Made in Beautiful (La belle province) : le Québec dans toutes ses zones grises

Crédit photo: Valérie Remise

1995 : le camp du Non l’emporte de peu sur le Oui. Les espoirs renouvelés d’une société distincte se dissipent, laissant un goût amer dans la bouche. Chez Linda, les conversations fusent malgré les costumes clownesques portés par les personnages en cette soirée d’Halloween. C’est comme ça. Malgré la discorde, les rivalités et les opinions polarisées, la famille de Linda se réunit chaque Halloween. En plus de voir la famille évoluer, c’est toute l’histoire et les bouleversements nationaux et internationaux des 25 dernières années que l’on passe en revue. 

Dans le froid glacial de janvier, la pièce Made in Beautiful (La belle province) agit étrangement comme une claque au visage et un baume sur le cœur. Confrontés à cette famille chaotique mais tellement humaine, on reconnaît des visages, on identifie les membres de notre propre tribu et on se rappelle aisément des débats ayant pris toutes sortes de tournures inattendues. D’un moment à un autre dans la pièce, le personnage que l’on a jugé plus tôt devient celui qui nous plaît le plus. On fait face au fossé générationnel qui se creuse de plus en plus au Québec : il n’y a qu’à regarder les nouvelles pour le constater. Le spectateur pénètre dans l’univers de l’auteur-metteur en scène avec une aisance naturelle et observe le récit qui se déroule sous ses yeux comme l’étrange reflet de sa propre histoire. Les mots tantôt poétiques, tantôt incisifs d’Olivier Arteau viennent tisser un portrait représentatif familial et social de notre société québécoise, et ce, d’hier à aujourd’hui. Parsemé de références qui plairont aux spectateurs de tous âges, Made in Beautiful (La belle province) est un terrain de jeu inclusif pour quiconque souhaite s’y aventurer. 

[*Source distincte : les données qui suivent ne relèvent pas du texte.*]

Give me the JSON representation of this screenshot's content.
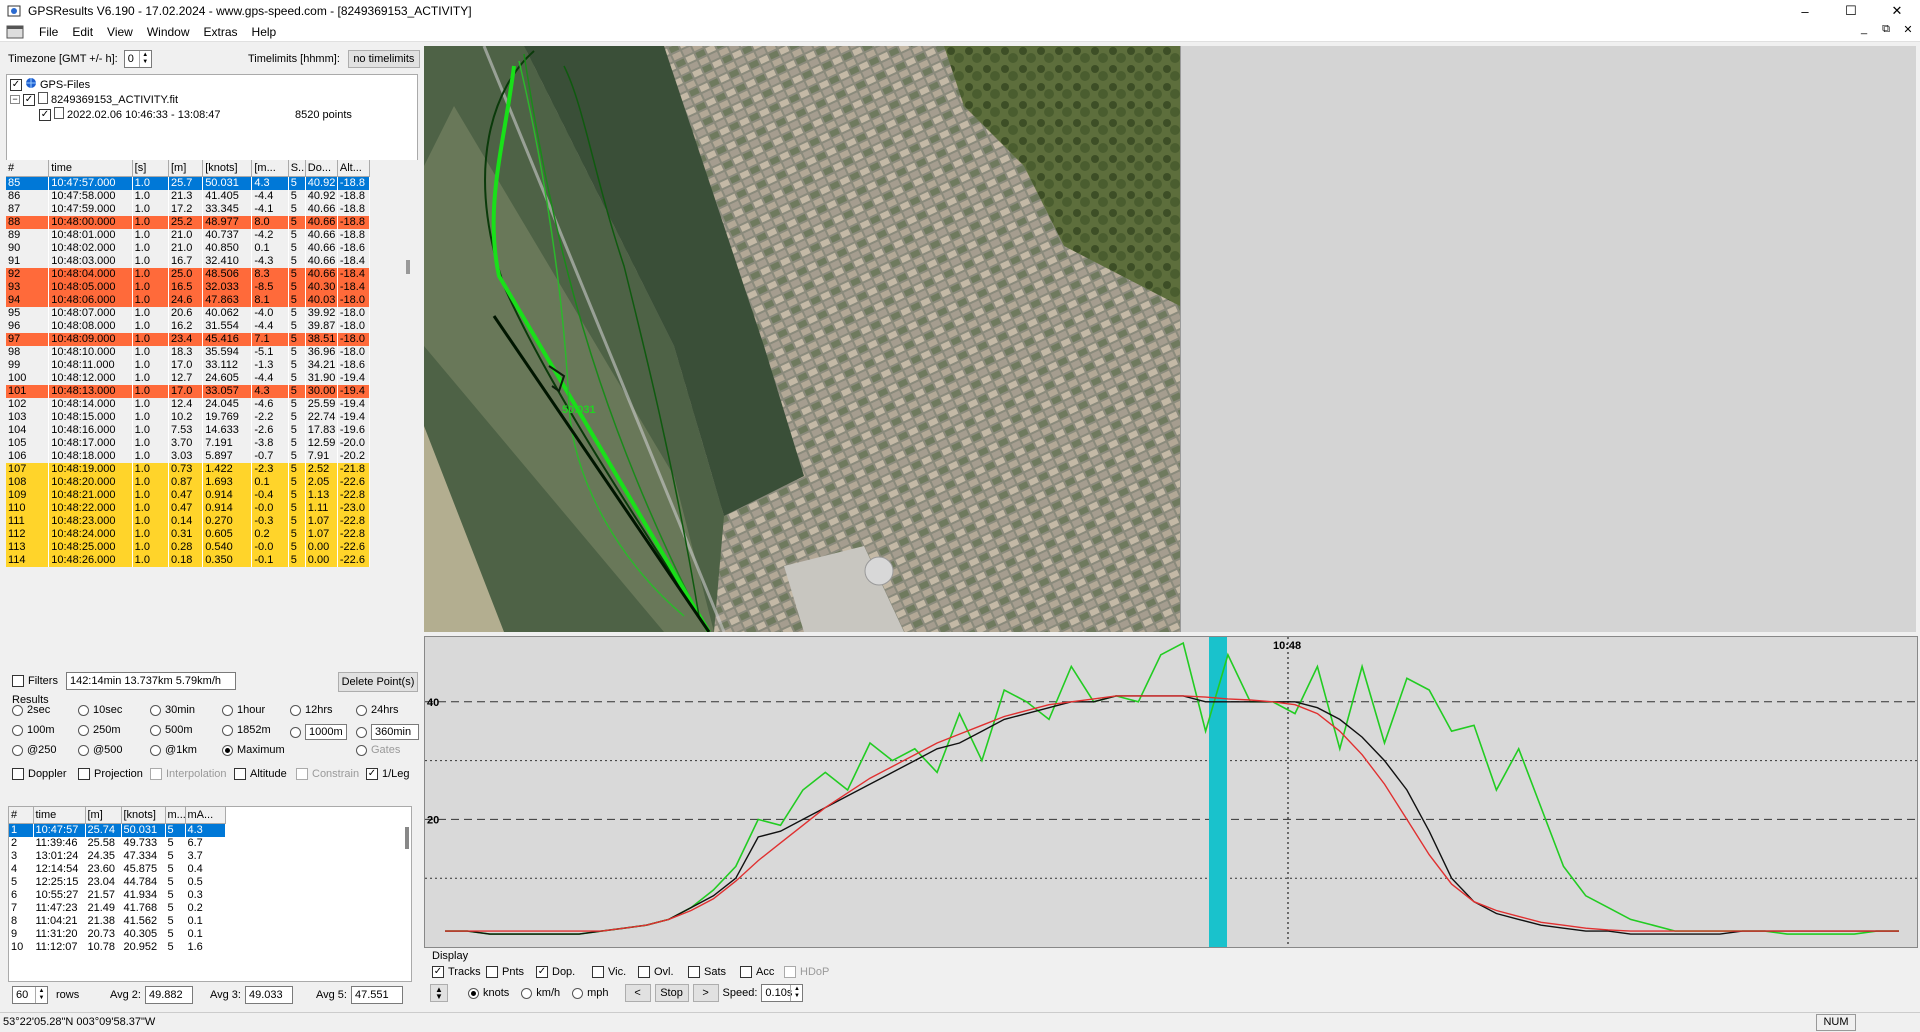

Dans une mise en scène habilement ficelée avec quelques artifices, Olivier Arteau peut, sans jamais tomber dans l’excès, compter sur une magnifique distribution pour livrer son texte. Les interprètes arrivent tous à tirer leur épingle du jeu dans une distribution variée et solide. Le plaisir qu’ils ont à jouer ensemble est tangible et ne fait qu’amplifier les relations familiales mises en lumière dans la pièce. Devant le rythme rapide des tableaux présentés, représentatifs (selon Olivier Arteau) des modes de vie effrénés nord-américains, les acteurs jouent gros, presque de manière caricaturale, parfois tout en subtilité, laissant le plaisir aux spectateurs de se laisser surprendre d’une scène à une autre. Je salue le jeu d’Ariel Charest dans le rôle de la tante Cynthia. En plus de sa présence naturelle et de son charisme sur scène, l’interprète nous livre un personnage aux multiples facettes, tout en nuances, nous arrachant des rires bien gras pour mieux nous faire pleurer au prochain détour. 

Made in Beautiful (La belle province), c’est une histoire de famille, c’est l’histoire de notre province. Sur scène, les Québécois au langage coloré mis en scène par Olivier Arteau s’offrent à nous dans toute leur beauté et leur laideur, loin d’une vision manichéenne, en explorant toutes les nuances humaines. La pièce est présentée au Centre du Théâtre d’Aujourd’hui jusqu’au 5 février 2020.